I swear I saw the corner of his mouth quirk upward. “Allie was showing me a broken valve on the faucet in the ladies’ room.”
Oh, thank God. The image of Allie and Felix in the restroom doing…worse things…might have been burned into my brain permanently. “Right. Of course. Plumbing issues.”
Felix leaned in, his mouth quirking in earnest now. “What did you think we were doing?”
“Who me?” I asked, blinking in a totally-not-convincing attempt at innocence. “Nothing. I mean, what do people do in restrooms? Like, you know, besides peeing and…okay, hey, you know what? I’ve gotta go. Late. Stories to write. Things to type. This has been a good chat, though.”
Felix shook his head at me. “I want that story by tomorrow,” he said, gesturing to the stack of bullshit papers in my hand. “Five o’clock or I’m having Allie write a fluff piece about the band’s canceled tour.”
“You got it,” I promised as I backed out of the door.
I slunk back to my cube and let out a sigh of relief so big it ruffled my short hair. No sooner had I sat down than Allie appeared at my elbow.
“What took you so long? What were you doing in there?” she asked, popping a piece of gum into her mouth. Watermelon-flavored, if my nose did not deceive me.
“I was being interrogated,” I ground out through my teeth. “I thought you were going to keep him distracted.”
She shrugged. “I did my best. Plumbing can only hold a man for so long.”
“Plumbing?! That was the best you could do? What happened to the slutty ‘trade secrets’ you used on Cheap Suit earlier?”
She looked at me like I’d lost my mind. “Ohmigod, Tina, I can’t talk to my boss like that.”
I closed my eyes and imagined squeezing my hands around her slim, adorable little throat.
“So, did you get it or what?” she asked, breaking into my pleasant daydream.
I opened my eyes and glanced guiltily over my shoulder. “Yes.” I slipped the ring of keys from my pocket and handed it to her. “And you better leave me out of your romantic schemes from now on.”
Allie blinked at me, doing an even less convincing attempt at an innocent face than I’d just given Felix. “Whatever do you mean ‘romantic’?”
Then she spun on her heels and trotted back to her own cube.

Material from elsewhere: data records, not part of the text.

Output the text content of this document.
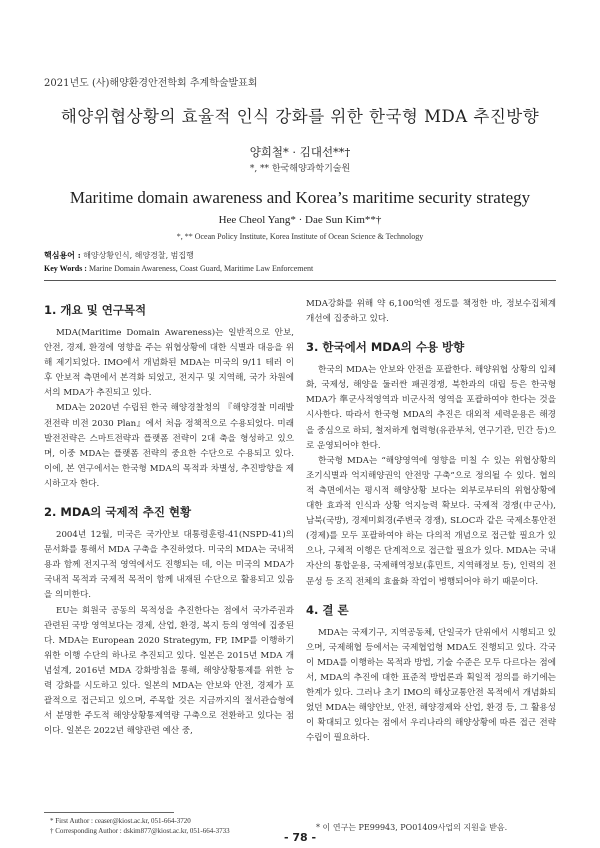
2021년도 (사)해양환경안전학회 추계학술발표회
해양위협상황의 효율적 인식 강화를 위한 한국형 MDA 추진방향
양희철* · 김대선**†
*, ** 한국해양과학기술원
Maritime domain awareness and Korea’s maritime security strategy
Hee Cheol Yang* · Dae Sun Kim**†
*, ** Ocean Policy Institute, Korea Institute of Ocean Science & Technology
핵심용어 : 해양상황인식, 해양경찰, 범집행
Key Words : Marine Domain Awareness, Coast Guard, Maritime Law Enforcement
1. 개요 및 연구목적

MDA(Maritime Domain Awareness)는 일반적으로 안보, 안전, 경제, 환경에 영향을 주는 위협상황에 대한 식별과 대응을 위해 제기되었다. IMO에서 개념화된 MDA는 미국의 9/11 테러 이후 안보적 측면에서 본격화 되었고, 전지구 및 지역해, 국가 차원에서의 MDA가 추진되고 있다.

MDA는 2020년 수립된 한국 해양경찰청의 『해양경찰 미래발전전략 비전 2030 Plan』에서 처음 정책적으로 수용되었다. 미래발전전략은 스마트전략과 플랫폼 전략이 2대 축을 형성하고 있으며, 이중 MDA는 플랫폼 전략의 중요한 수단으로 수용되고 있다. 이에, 본 연구에서는 한국형 MDA의 목적과 차별성, 추진방향을 제시하고자 한다.

2. MDA의 국제적 추진 현황

2004년 12월, 미국은 국가안보 대통령훈령-41(NSPD-41)의 문서화를 통해서 MDA 구축을 추진하였다. 미국의 MDA는 국내적용과 함께 전지구적 영역에서도 진행되는 데, 이는 미국의 MDA가 국내적 목적과 국제적 목적이 함께 내재된 수단으로 활용되고 있음을 의미한다.

EU는 회원국 공동의 목적성을 추진한다는 점에서 국가주권과 관련된 국방 영역보다는 경제, 산업, 환경, 복지 등의 영역에 집중된다. MDA는 European 2020 Strategym, FP, IMP를 이행하기 위한 이행 수단의 하나로 추진되고 있다. 일본은 2015년 MDA 개념설계, 2016년 MDA 강화방침을 통해, 해양상황통제를 위한 능력 강화를 시도하고 있다. 일본의 MDA는 안보와 안전, 경제가 포괄적으로 접근되고 있으며, 주목할 것은 지금까지의 절서관습형에서 분명한 주도적 해양상황통제역량 구축으로 전환하고 있다는 점이다. 일본은 2022년 해양관련 예산 중,

MDA강화를 위해 약 6,100억엔 정도를 책정한 바, 정보수집체계 개선에 집중하고 있다.

3. 한국에서 MDA의 수용 방향

한국의 MDA는 안보와 안전을 포괄한다. 해양위협 상황의 입체화, 국제성, 해양을 둘러싼 패권경쟁, 북한과의 대립 등은 한국형 MDA가 準군사적영역과 비군사적 영역을 포괄하여야 한다는 것을 시사한다. 따라서 한국형 MDA의 추진은 대외적 세력운용은 해경을 중심으로 하되, 철저하게 협력형(유관부처, 연구기관, 민간 등)으로 운영되어야 한다.

한국형 MDA는 “해양영역에 영향을 미칠 수 있는 위협상황의 조기식별과 억지해양권익 안전망 구축”으로 정의될 수 있다. 협의적 측면에서는 평시적 해양상황 보다는 외부로부터의 위협상황에 대한 효과적 인식과 상황 억지능력 확보다. 국제적 경쟁(中군사), 남북(국방), 경제미회경(주변국 경쟁), SLOC과 같은 국제소통안전(경제)를 모두 포괄하여야 하는 다의적 개념으로 접근할 필요가 있으나, 구체적 이행은 단계적으로 접근할 필요가 있다. MDA는 국내자산의 통합운용, 국제해역정보(휴민트, 지역해정보 등), 인력의 전문성 등 조직 전체의 효율화 작업이 병행되어야 하기 때문이다.

4. 결 론

MDA는 국제기구, 지역공동체, 단일국가 단위에서 시행되고 있으며, 국제해협 등에서는 국제협업형 MDA도 진행되고 있다. 각국이 MDA를 이행하는 목적과 방법, 기술 수준은 모두 다르다는 점에서, MDA의 추진에 대한 표준적 방법론과 획일적 정의를 하기에는 한계가 있다. 그러나 초기 IMO의 해상교통안전 목적에서 개념화되었던 MDA는 해양안보, 안전, 해양경제와 산업, 환경 등, 그 활용성이 확대되고 있다는 점에서 우리나라의 해양상황에 따른 접근 전략 수립이 필요하다.

* First Author : ceaser@kiost.ac.kr, 051-664-3720
† Corresponding Author : dskim877@kiost.ac.kr, 051-664-3733	* 이 연구는 PE99943, PO01409사업의 지원을 받음.
- 78 -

I got home to find a note in soft, looping handwriting on the kitchen counter saying that Aunt Sue had gone to the Hometown Buffet with Mary Lou and Dotty. She promised there was a casserole for me in the fridge. I opened the refrigerator door. Sitting on the middle shelf was a ceramic dish filled with canned tuna, some soupy mixture, and one fuzzy pink bedroom slipper. I pulled the dish out, set it in the sink—making a mental note to buy Aunt Sue a new pair of slippers—and grabbed a couple of leftover slices of pizza.
I munched while I changed into my date-night outfit for the evening: a red tank with a panda on it, a pair of black, form-fitting leggings, and some saucy high heels. By the time my laptop pinged with my incoming call, I was ready to rock Cal’s cyberworld.
“Hey, babe,” he said as his face filled my computer.
He looked so good, it was all I could do to not make out with my monitor. “Hey, yourself, handsome.”
“I like the panda. Cute.” He leaned forward as if trying to see down my shirt.
“Thanks. How was your day?”
“Exhausting. But productive.”
I raised an eyebrow. “With?”
He grinned. “Super-secret stuff.”
“You’re killing me. It’s a Clinton, right? Bill? Hilary?”
But he just shook his head. “Listen, about this detail—”
I groaned, cutting him off. “Please don’t tell me it’s been extended again?”
Cal paused. “Sorry, babe. I’m going to be here a little bit longer.”
“Define ‘little bit.’”
“Probably until the fourth.”
“Of January?!” I shouted. “You’re not going to be here for Christmas?”
Cal ran a hand through his hair, making it stand up on end. “I’m sorry, but there’s nothing I can do.”
“But you promised,” I said. I was imitating Allie’s super-whine to perfection.
“I promised I’d do my best.”
“Well, your best sucks.” I crossed my arms over my chest, obliterating any view he might have had. “You know, in the last month we’ve only seen each other three times. Three!” I said, holding up the digits to emphasize my point.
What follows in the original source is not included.